René Sterne. Vida de aventuras, por Óscar Brox

Adler integral, de René Sterne (Ponent Mon) Traducción de Inés Clavero | por Óscar Brox

Adler Integral 2 - Sterne

Seguramente, la épica de los últimos aventureros queda cada vez más lejana en el tiempo. A medida que el mundo descubre sus rincones secretos o que, en definitiva, echamos en falta a aquellos héroes clásicos que no cejaban en su empeño, orillando los placeres del retiro dorado en busca de una vida de aventuras. Aunque creado a finales de los 80, René Sterne ambientó la historia de Adler durante los últimos coletazos de la posguerra, cuando el mundo comenzaba a recolocar las piezas del tablero en busca de un progreso, tal vez de una realidad, que borrase el amargo recuerdo de la guerra contra Hitler. No en vano, el propio Adler era un desertor de la luftwaffe perdido en un continente de aventuras, siempre a bordo de su avión, de escala en escala. De ahí, pues, que Sterne lo enfrentase a sus antiguos compañeros, a piratas, caudillos e, incluso, a unos rusos que, ajenos a cualquier sentimiento de apertura, continuaban alimentando la máquina del Gulag a base de purgas ideológicas. El objetivo, más allá de beber del conflictivo contexto histórico mundial, se trataba de mostrar la aventura en su sentido más puro, total, encarnada en los rasgos de un héroe casi inmortal.

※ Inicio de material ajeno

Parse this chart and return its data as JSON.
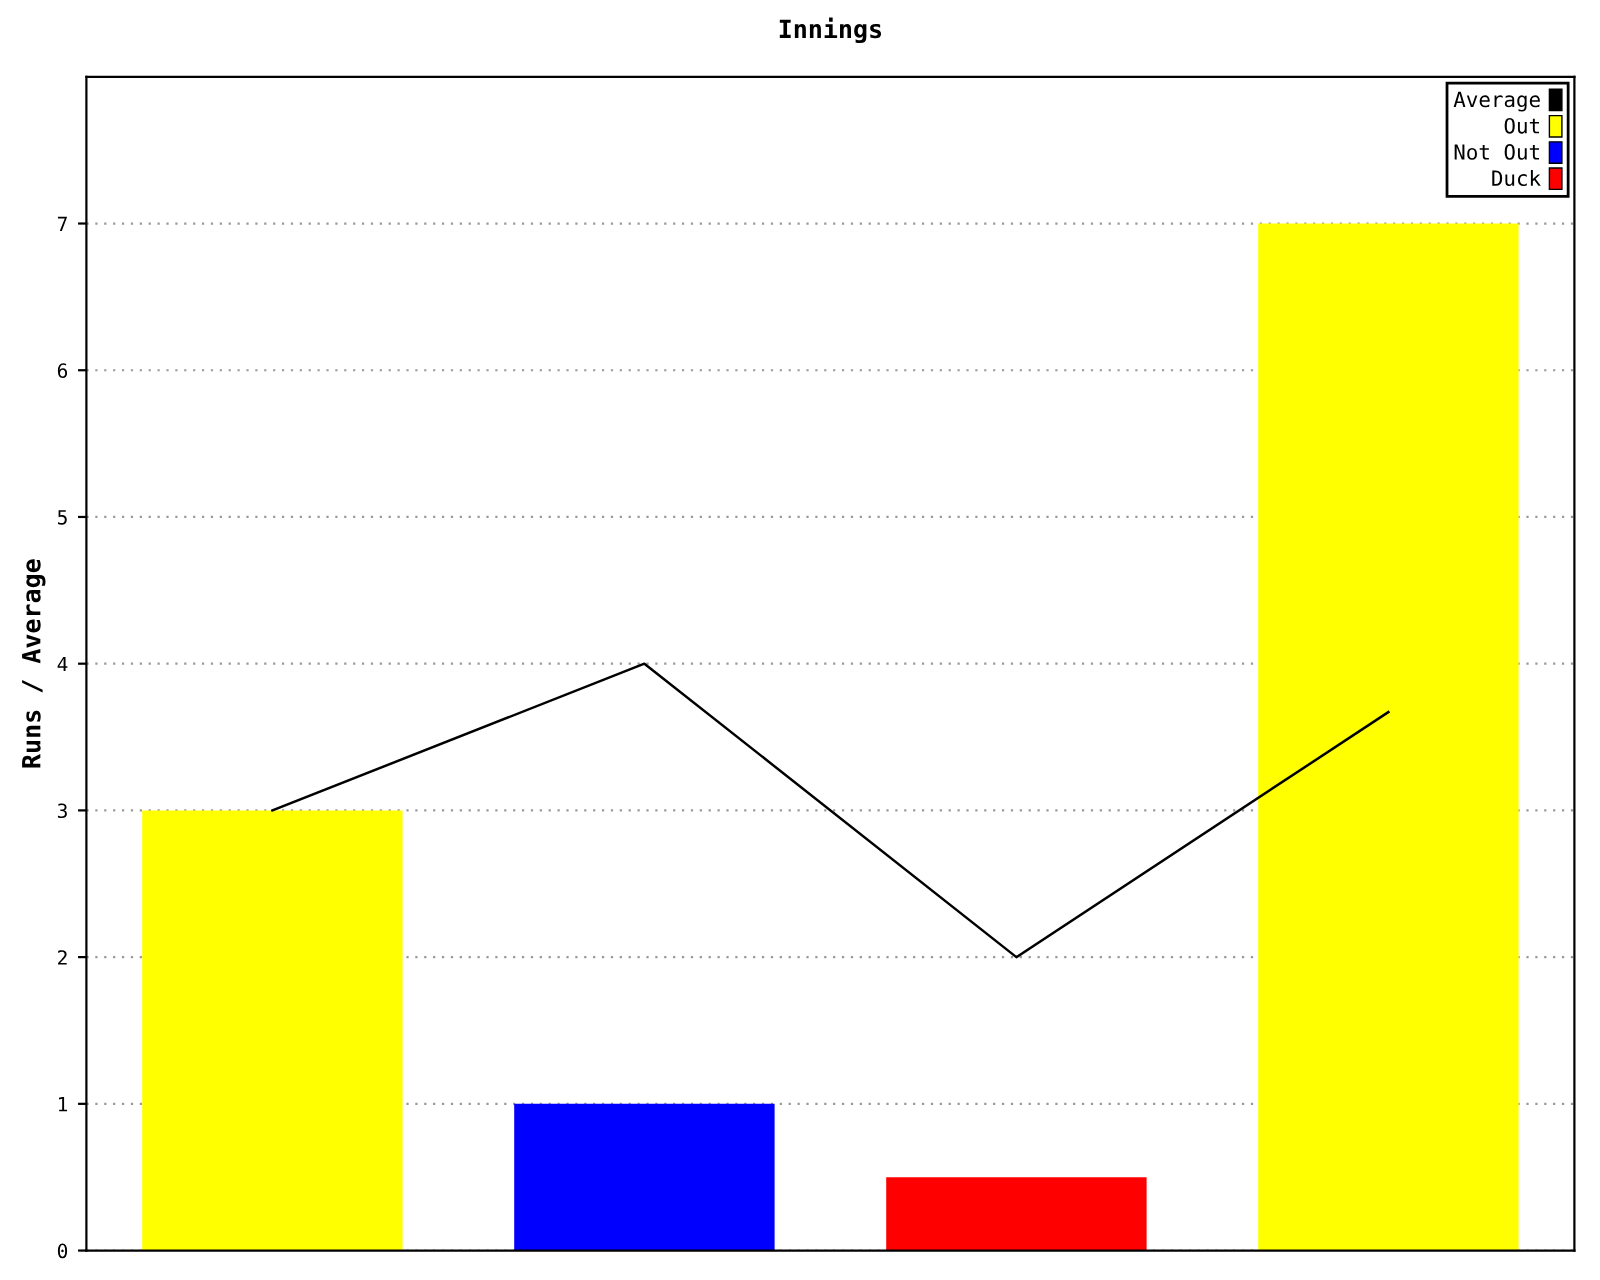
{
  "chart_data": {
    "type": "bar",
    "title": "Innings",
    "ylabel": "Runs / Average",
    "categories": [
      null,
      null,
      null,
      null
    ],
    "series": [
      {
        "name": "Average",
        "type": "line",
        "color": "#000000",
        "values": [
          3,
          4,
          2,
          3.67
        ]
      },
      {
        "name": "Out",
        "color": "#ffff00",
        "values": [
          3,
          null,
          null,
          7
        ]
      },
      {
        "name": "Not Out",
        "color": "#0000ff",
        "values": [
          null,
          1,
          null,
          null
        ]
      },
      {
        "name": "Duck",
        "color": "#ff0000",
        "values": [
          null,
          null,
          0.5,
          null
        ]
      }
    ],
    "ylim": [
      0,
      8
    ],
    "yticks": [
      0,
      1,
      2,
      3,
      4,
      5,
      6,
      7
    ],
    "grid": "y",
    "legend": "top right",
    "marker": "none",
    "line_style": "solid"
  }
}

El segundo, y último, volumen integral de Adler contiene los cinco álbumes creados por Sterne antes de abandonar la serie para dedicar sus esfuerzos a Blake y Mortimer, acaso la gran gema del cómic francobelga. Por ello, uno no puede evitar leer cada álbum con el sentimiento de que en breve se agotarán las viñetas, las travesías de punta a punta del Pacífico, la gasolina que alimenta el motor del avión de Adler. Difícil combatir esa ansiedad con la que se disfruta del extraordinario detalle, de la limpieza formal, con la que Sterne ponía en escena las desventuras de su héroe. Situándonos en la cabina, entre las hierbas altas de la selva, en mitad de una emboscada o rozando la piel del último aborigen. Difícil, también, aparcar la implacable moralidad de Adler, trufada de blancos y negros, capaz de distinguir entre el bien y el mal sin dejarse tentar por el deseo de poder que corrompía a tantos hombres. Difícil, en definitiva, rechazar el atractivo de una historia de aventuras contada como si se tratase de la última historia de aventuras. Crepuscular, ambiciosa, humana.

La belleza del dibujo de Sterne se entremezcla con el dinamismo que confiere a cada viñeta, con ese preciso sentido de la narración que, una y otra vez, elude cualquier rodeo para capturar en toda su visceralidad la dimensión del héroe. En esas historias en las que Adler sufre al conocer el secuestro de Helen, la antigua amante retenida por un caudillo al servicio del Reich. O en esas otras en las que los lazos emocionales cultivados con dos indias telépatas le llevan hasta el último ejercicio de valentía para conseguir salvar sus vidas. Porque Adler siempre parece dibujar la eterna pugna entre valentía y corrupción, integridad y debilidades morales, sin que a Sterne le tiemble el pulso a la hora de describir una violencia hiriente, frontal, que pone una pizca de autenticidad en el ambiente. Como una llamada de atención sobre ese mundo vulnerable, demasiado humano, que dejó la estela de la 2ª Guerra Mundial. Tal vez por eso, se entienda mejor el giro final de la serie, una vez resuelto el arco argumental que envuelve al rescate de la antigua amante de Adler. En un mundo capturado por el influjo de un mal antiguo, primitivo, explotado por el horror nazi, no hay otro lugar posible de destino que los campos de trabajo del Gulag. Allá, en la fría Siberia -qué diferencia con el retrato cálido, paradisiaco, de Tahití durante los primeros álbumes-, Adler alcanza su última aventura. La fuga final. El enfrentamiento con la postrera viñeta. Con la huida de un espacio del que, como señala el propio relato, nadie ha conseguido escapar.

Conscientemente o no, Sterne eligió el Gulag como última aventura a sabiendas de que, tal vez, se trataba del último monumento al horror de aquel mundo que el progreso orilló a un lado. Perdido, como tantas otras cosas, en la memoria colectiva. De ahí que El Gulag sea un álbum tan intenso como lo pudo ser Tintin en el Tíbet para su compatriota Hergé. Repleto de obsesiones, envuelto en un aroma de final, exagerado en su visión del heroísmo en contraposición a los tiempos modernos. En suma, una tumba perfecta para acomodar a ese espíritu aventurero del que su autor decidía despedirse. Un hermoso epitafio para describir en qué consiste una vida de aventuras.